Now my question is how can I implement my idea in the below search?
index=* src_user!="" src_user!="*company" AND src_user!="*comp.com" AND src_user!="*compan.com" AND src_user!="*compe.com" AND src_user!="*compani.com"
| dedup src_user
| rex field=src_user "(?:@)(?<detected_domain>[^>]*)"
| eval domain_list=split(detected_domain, ".")
| eval domain_list=mvfilter(len(domain_list)>3)
| eval domain_list=mvfilter(domain_list!="filter_example")
| eval domain_list=if(mvcount(domain_list)>3, mvindex(domain_list, -3), domain_list)
| rename domain_list as word2
| makemv word1
| eval word1 = mvappend(word1, "company")
| lookup local=t ut_levenshtein_lookup word1 word2
| eval ut_levenshtein=mvfilter(ut_levenshtein!=0)
| eval ut_levenshtein=min(ut_levenshtein)

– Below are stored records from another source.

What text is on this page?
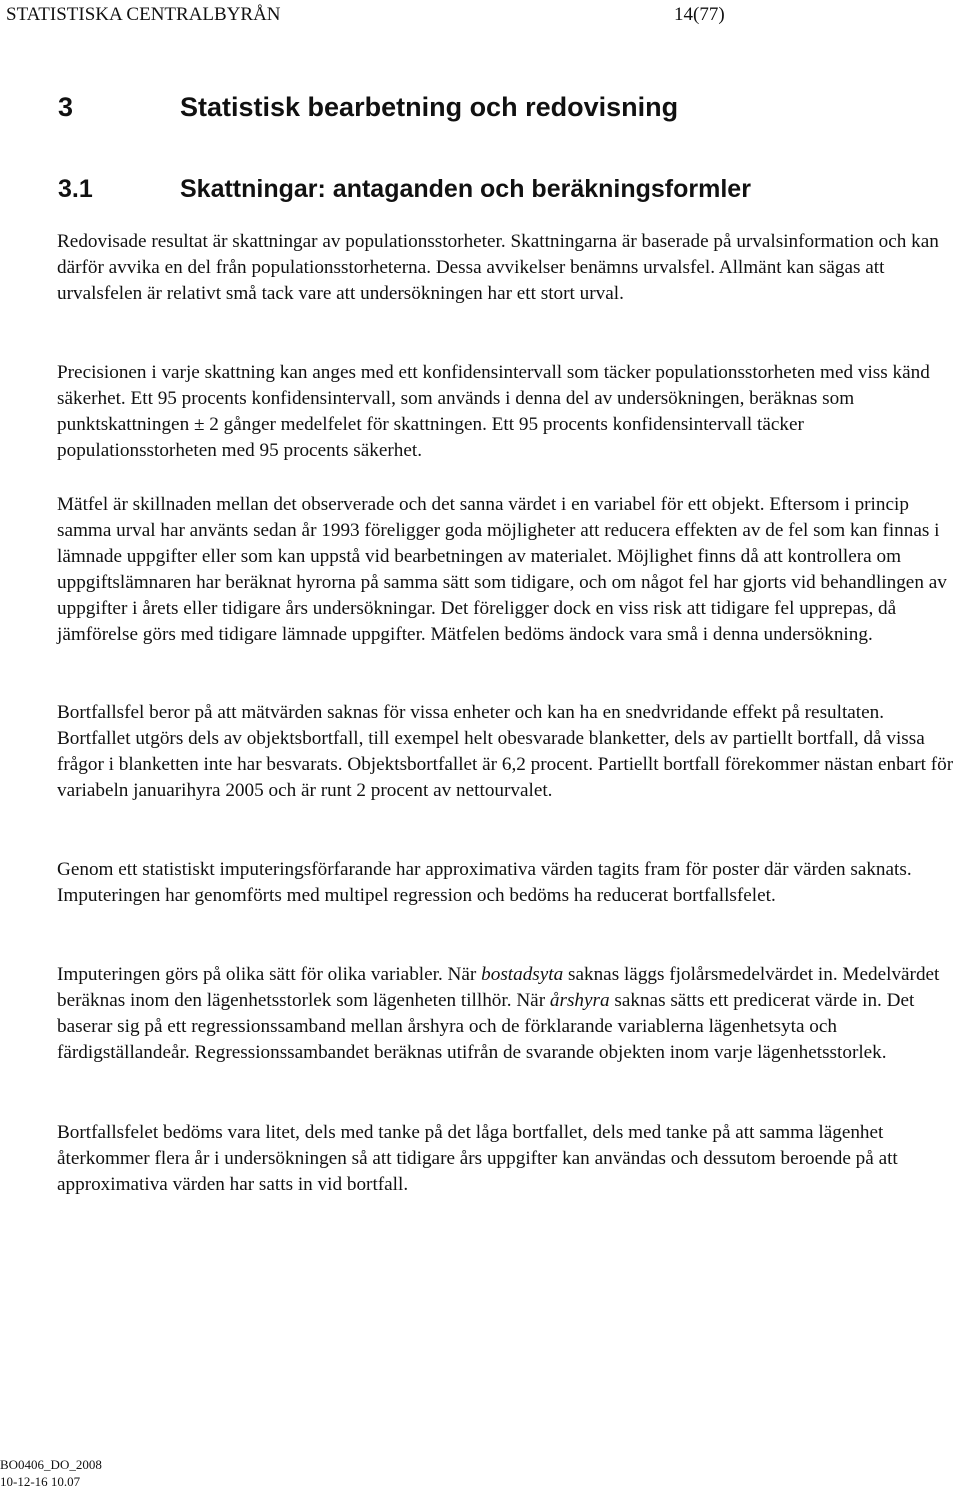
STATISTISKA CENTRALBYRÅN	14(77)
3	Statistisk bearbetning och redovisning
3.1	Skattningar: antaganden och beräkningsformler

Redovisade resultat är skattningar av populationsstorheter. Skattningarna är baserade på urvalsinformation och kan därför avvika en del från populationsstorheterna. Dessa avvikelser benämns urvalsfel. Allmänt kan sägas att urvalsfelen är relativt små tack vare att undersökningen har ett stort urval.

Precisionen i varje skattning kan anges med ett konfidensintervall som täcker populationsstorheten med viss känd säkerhet. Ett 95 procents konfidensintervall, som används i denna del av undersökningen, beräknas som punktskattningen ± 2 gånger medelfelet för skattningen. Ett 95 procents konfidensintervall täcker populationsstorheten med 95 procents säkerhet.

Mätfel är skillnaden mellan det observerade och det sanna värdet i en variabel för ett objekt. Eftersom i princip samma urval har använts sedan år 1993 föreligger goda möjligheter att reducera effekten av de fel som kan finnas i lämnade uppgifter eller som kan uppstå vid bearbetningen av materialet. Möjlighet finns då att kontrollera om uppgiftslämnaren har beräknat hyrorna på samma sätt som tidigare, och om något fel har gjorts vid behandlingen av uppgifter i årets eller tidigare års undersökningar. Det föreligger dock en viss risk att tidigare fel upprepas, då jämförelse görs med tidigare lämnade uppgifter. Mätfelen bedöms ändock vara små i denna undersökning.

Bortfallsfel beror på att mätvärden saknas för vissa enheter och kan ha en snedvridande effekt på resultaten. Bortfallet utgörs dels av objektsbortfall, till exempel helt obesvarade blanketter, dels av partiellt bortfall, då vissa frågor i blanketten inte har besvarats. Objektsbortfallet är 6,2 procent. Partiellt bortfall förekommer nästan enbart för variabeln januarihyra 2005 och är runt 2 procent av nettourvalet.

Genom ett statistiskt imputeringsförfarande har approximativa värden tagits fram för poster där värden saknats. Imputeringen har genomförts med multipel regression och bedöms ha reducerat bortfallsfelet.

Imputeringen görs på olika sätt för olika variabler. När bostadsyta saknas läggs fjolårsmedelvärdet in. Medelvärdet beräknas inom den lägenhetsstorlek som lägenheten tillhör. När årshyra saknas sätts ett predicerat värde in. Det baserar sig på ett regressionssamband mellan årshyra och de förklarande variablerna lägenhetsyta och färdigställandeår. Regressionssambandet beräknas utifrån de svarande objekten inom varje lägenhetsstorlek.

Bortfallsfelet bedöms vara litet, dels med tanke på det låga bortfallet, dels med tanke på att samma lägenhet återkommer flera år i undersökningen så att tidigare års uppgifter kan användas och dessutom beroende på att approximativa värden har satts in vid bortfall.

BO0406_DO_2008
10-12-16 10.07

| rename ut_levenshtein as ct_long
| rename word1 as lg_domain
| eval word1=mvappend(word1, "comp"), word1=mvappend(word1, "compan"), word1=mvappend(word1, "compe"), word1=mvappend(word1, "compani")
| lookup local=t ut_levenshtein_lookup word1 word2
| eval ut_levenshtein=mvfilter(ut_levenshtein!=0)
| eval ut_levenshtein=min(ut_levenshtein)
| rename ut_levenshtein as ct_short
| rename word1 as st_domain
| rename word2 as input_dom
| search ct_short<=1 OR ct_long<=3
| table src_user input_dom st_domain ct_short lg_domain ct_long
Any help would be appreciated..
Thanks in advance
Hi @Woodpecker,
you could create a lookup (calleg e.g. false_positives.csv, with one column called e.g. "pattern") in which you could store all the false positives you have and the add to your search a row like this
| search NOT [ | inputlookup false_positives.csv | rename pattern AS query | fields query ]
In this way you perform a full text search on your events excluding the events where one word match one of the patterns of your lookup.
You have to put this command in the main search.
Ciao.
Giuseppe